Passados seis meses ainda é possível ver aqui e acolá as marcas da inundação, casas e lojas abandonadas, porquanto nada foi feito pelo poder maior e ninguém de sã consciência se permite imaginar que o evento não se repetirá. O Brasil é uma república federativa apenas no nome. Na realidade o poder central concentra a arrecadação, custeia a máquina paquidérmica e distribui o que sobra em favores, conchavos, maracutaias e por vezes até com destinação correta.
No início da noite em que escrevo assistimos um espetáculo de duas escolas de dança no centro de cultura. Nossa caçula participou e seu grupo não fez feio no palco. Indumentária simples, sem fantasias, o que nos agradou muito. A coreografia falou mais alto.
Deixáramos o carro na praça principal. Iluminada, como em todos os dezembros. Desta feita, porém, um fato retrata a alma deste pequeno município. A decoração natalina da prefeitura perdeu-se na enchente. O depósito em que era armazenada ficou debaixo de lama e detritos. De onde saíram bolas, adereços e luzes? Cada escola do município decorou uma árvore na praça e o espírito de Natal mais uma vez brilha no centro da pequena cidade, da vila, como afetuosamente a denomino.
Voltando pra casa passamos pela rua que mencionei acima, aquela que desapareceu sob águas turvas e incertas. Tudo em ordem. A vida voltou ao normal. Ou quase.

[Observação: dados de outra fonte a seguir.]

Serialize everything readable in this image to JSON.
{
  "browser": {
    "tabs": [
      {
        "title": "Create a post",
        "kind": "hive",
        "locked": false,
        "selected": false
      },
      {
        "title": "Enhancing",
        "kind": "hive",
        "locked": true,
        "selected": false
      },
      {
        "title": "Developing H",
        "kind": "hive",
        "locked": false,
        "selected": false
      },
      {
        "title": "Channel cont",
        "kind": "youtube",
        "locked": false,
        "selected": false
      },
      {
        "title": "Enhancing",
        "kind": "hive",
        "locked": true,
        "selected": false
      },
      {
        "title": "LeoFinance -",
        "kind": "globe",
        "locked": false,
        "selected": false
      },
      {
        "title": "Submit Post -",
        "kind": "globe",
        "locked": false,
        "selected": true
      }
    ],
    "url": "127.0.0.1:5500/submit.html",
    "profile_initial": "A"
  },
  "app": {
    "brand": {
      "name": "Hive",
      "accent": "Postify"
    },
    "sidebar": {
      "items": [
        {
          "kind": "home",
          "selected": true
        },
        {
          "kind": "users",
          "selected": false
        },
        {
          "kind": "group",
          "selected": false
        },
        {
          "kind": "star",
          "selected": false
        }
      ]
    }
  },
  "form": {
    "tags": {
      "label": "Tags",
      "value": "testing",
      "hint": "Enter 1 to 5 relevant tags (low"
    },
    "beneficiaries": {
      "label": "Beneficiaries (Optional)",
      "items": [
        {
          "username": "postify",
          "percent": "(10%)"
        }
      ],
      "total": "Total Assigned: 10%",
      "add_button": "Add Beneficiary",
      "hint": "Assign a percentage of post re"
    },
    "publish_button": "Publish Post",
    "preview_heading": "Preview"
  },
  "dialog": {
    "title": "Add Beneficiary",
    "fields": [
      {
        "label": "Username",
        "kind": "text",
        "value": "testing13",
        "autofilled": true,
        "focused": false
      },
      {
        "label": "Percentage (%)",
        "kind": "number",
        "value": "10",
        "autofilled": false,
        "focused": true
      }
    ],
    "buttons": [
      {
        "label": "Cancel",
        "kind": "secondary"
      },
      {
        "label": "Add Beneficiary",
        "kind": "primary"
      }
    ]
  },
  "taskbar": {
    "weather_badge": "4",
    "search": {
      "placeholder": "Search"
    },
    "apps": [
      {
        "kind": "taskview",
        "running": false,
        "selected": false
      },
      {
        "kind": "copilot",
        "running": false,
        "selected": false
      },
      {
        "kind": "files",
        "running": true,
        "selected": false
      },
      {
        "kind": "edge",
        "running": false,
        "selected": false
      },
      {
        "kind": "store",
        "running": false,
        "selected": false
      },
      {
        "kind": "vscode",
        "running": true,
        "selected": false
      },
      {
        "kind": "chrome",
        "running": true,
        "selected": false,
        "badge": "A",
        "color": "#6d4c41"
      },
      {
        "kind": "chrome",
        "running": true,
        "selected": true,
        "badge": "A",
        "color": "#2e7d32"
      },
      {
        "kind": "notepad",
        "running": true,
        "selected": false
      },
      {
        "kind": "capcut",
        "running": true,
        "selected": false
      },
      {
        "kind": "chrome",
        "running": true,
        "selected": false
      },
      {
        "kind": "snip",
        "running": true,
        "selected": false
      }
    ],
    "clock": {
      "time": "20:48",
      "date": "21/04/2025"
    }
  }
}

Um capítulo a mais na história de destruição e superação que anda de braços dados com a humanidade. Feliz a hora em que decidimos morar nesta vila. Depois de décadas no tumulto de São Paulo.

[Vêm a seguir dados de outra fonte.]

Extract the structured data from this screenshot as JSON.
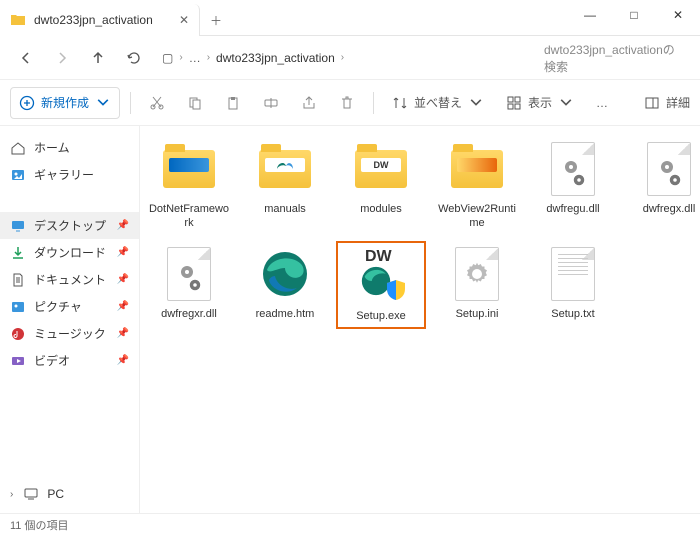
{
  "window": {
    "tab_title": "dwto233jpn_activation",
    "minimize_glyph": "—",
    "maximize_glyph": "□",
    "close_glyph": "✕",
    "tab_close_glyph": "✕",
    "newtab_glyph": "＋"
  },
  "nav": {
    "monitor_glyph": "▢",
    "chev_glyph": "›",
    "more_glyph": "…",
    "current": "dwto233jpn_activation",
    "search_placeholder": "dwto233jpn_activationの検索"
  },
  "toolbar": {
    "new_label": "新規作成",
    "sort_label": "並べ替え",
    "view_label": "表示",
    "more_glyph": "…",
    "details_label": "詳細"
  },
  "sidebar": {
    "home": "ホーム",
    "gallery": "ギャラリー",
    "desktop": "デスクトップ",
    "downloads": "ダウンロード",
    "documents": "ドキュメント",
    "pictures": "ピクチャ",
    "music": "ミュージック",
    "videos": "ビデオ",
    "pc": "PC"
  },
  "items": {
    "dotnet": "DotNetFramework",
    "manuals": "manuals",
    "modules": "modules",
    "webview": "WebView2Runtime",
    "dwfregu": "dwfregu.dll",
    "dwfregx": "dwfregx.dll",
    "dwfregxr": "dwfregxr.dll",
    "readme": "readme.htm",
    "setupexe": "Setup.exe",
    "setupini": "Setup.ini",
    "setuptxt": "Setup.txt",
    "dw_badge": "DW"
  },
  "status": {
    "count": "11 個の項目"
  }
}
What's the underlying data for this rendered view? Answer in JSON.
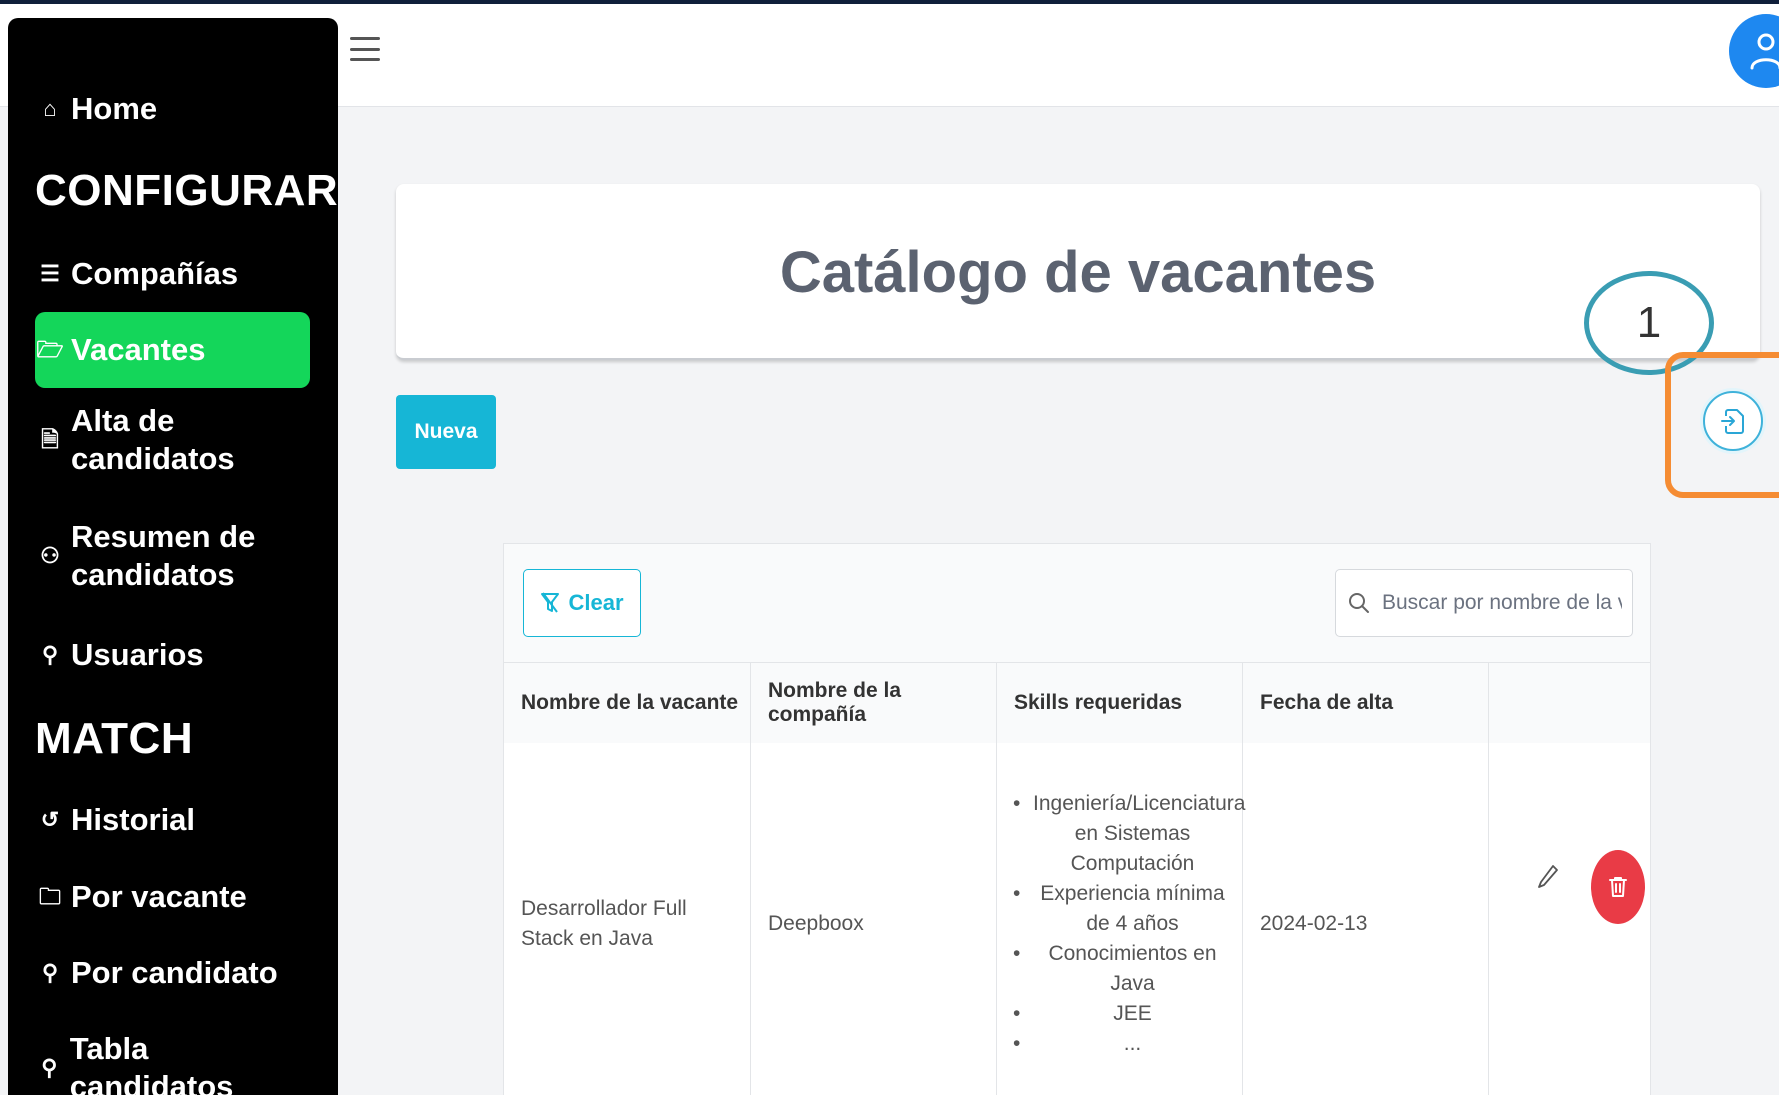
{
  "sidebar": {
    "home_label": "Home",
    "section_configurar": "CONFIGURAR",
    "companias_label": "Compañías",
    "vacantes_label": "Vacantes",
    "alta_candidatos_line1": "Alta de",
    "alta_candidatos_line2": "candidatos",
    "resumen_line1": "Resumen de",
    "resumen_line2": "candidatos",
    "usuarios_label": "Usuarios",
    "section_match": "MATCH",
    "historial_label": "Historial",
    "por_vacante_label": "Por vacante",
    "por_candidato_label": "Por candidato",
    "tabla_candidatos_label": "Tabla candidatos",
    "active_color": "#14d65a"
  },
  "page": {
    "title": "Catálogo de vacantes",
    "new_button": "Nueva",
    "annotation_number": "1"
  },
  "table": {
    "clear_button": "Clear",
    "search_placeholder": "Buscar por nombre de la vac",
    "columns": [
      "Nombre de la vacante",
      "Nombre de la compañía",
      "Skills requeridas",
      "Fecha de alta",
      ""
    ],
    "rows": [
      {
        "vacante": "Desarrollador Full Stack en Java",
        "compania": "Deepboox",
        "skills": [
          "Ingeniería/Licenciatura en Sistemas Computación",
          "Experiencia mínima de 4 años",
          "Conocimientos en Java",
          "JEE",
          "..."
        ],
        "fecha": "2024-02-13"
      }
    ]
  },
  "colors": {
    "accent": "#16b6d6",
    "danger": "#e93b46",
    "annotation_circle": "#3a9db3",
    "annotation_box": "#f58c33"
  }
}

A marca da vila é o cruzar com conhecidos pelas ruas, trocar cumprimentos ou comentários sobre o tempo, o futebol e a vida. O que nos faz agir com mais responsabilidade, afinal não somos incógnitos, como nas metrópoles. Ainda que de forma quase invisível sobrevive a coesão, este bálsamo que falta ao país, que anda, desanda e tresanda sem rumo, sem convicções, sem planos. Nossa orquestra não ensaia. Seguimos sob o desafino que Felini tão bem caricaturou.
Lanço mão das ideias de Thomas Sowell, que acusa a intelligentsia de operar na destruição dos sentimentos de patriotismo, religião e família:
“Chamar esses padrões de “justiça social” permite que os intelectuais se dediquem à promoção de reclamações intermináveis, denunciando os modos particulares pelos quais a sociedade fracassa em alcançar os critérios arbitrários estabelecidos por eles, juntamente de um desfile de outros grupos que se colocam como vítimas, exemplificando na fórmula “raça, classe e gênero” que temos hoje; e o mesmo tipo de pensamento por trás dessa fórmula particular é usado quando se retratam as crianças como vítimas de seus pais, e imigrantes ilegais como vítimas de uma sociedade xenofóbica e indiferente. Ou seja, muitos membros da intelligentsia se dedicam à produção e à distribuição de agravos e de ressentimentos, vasculhando a história quando não conseguem um número suficiente de agravos contemporâneos que se encaixem em sua visão”.
Nossa intelligentsia, medíocre e hipócrita, está diluída entre inúmeros ramos. Próceres da academia, artistas televisivos, sociólogos, músicos e jornalistas de esquerda e toda sorte de seres que se outorgam o título de pensadores. Empunham com estrépito o guarda-chuva da justiça social, atribuindo a todos os demais a pecha de reacionários, desalmados ou fascistas.
Basta proclamar “justiça social” para condenar os opostos ao ostracismo, à súcia dos que devem ser varridos da visão. Assim, o que mais se ouve é que o país está dividido.
Como se fôssemos russos e tchetchenos.
Não há coesão e sem ela não se faz país algum.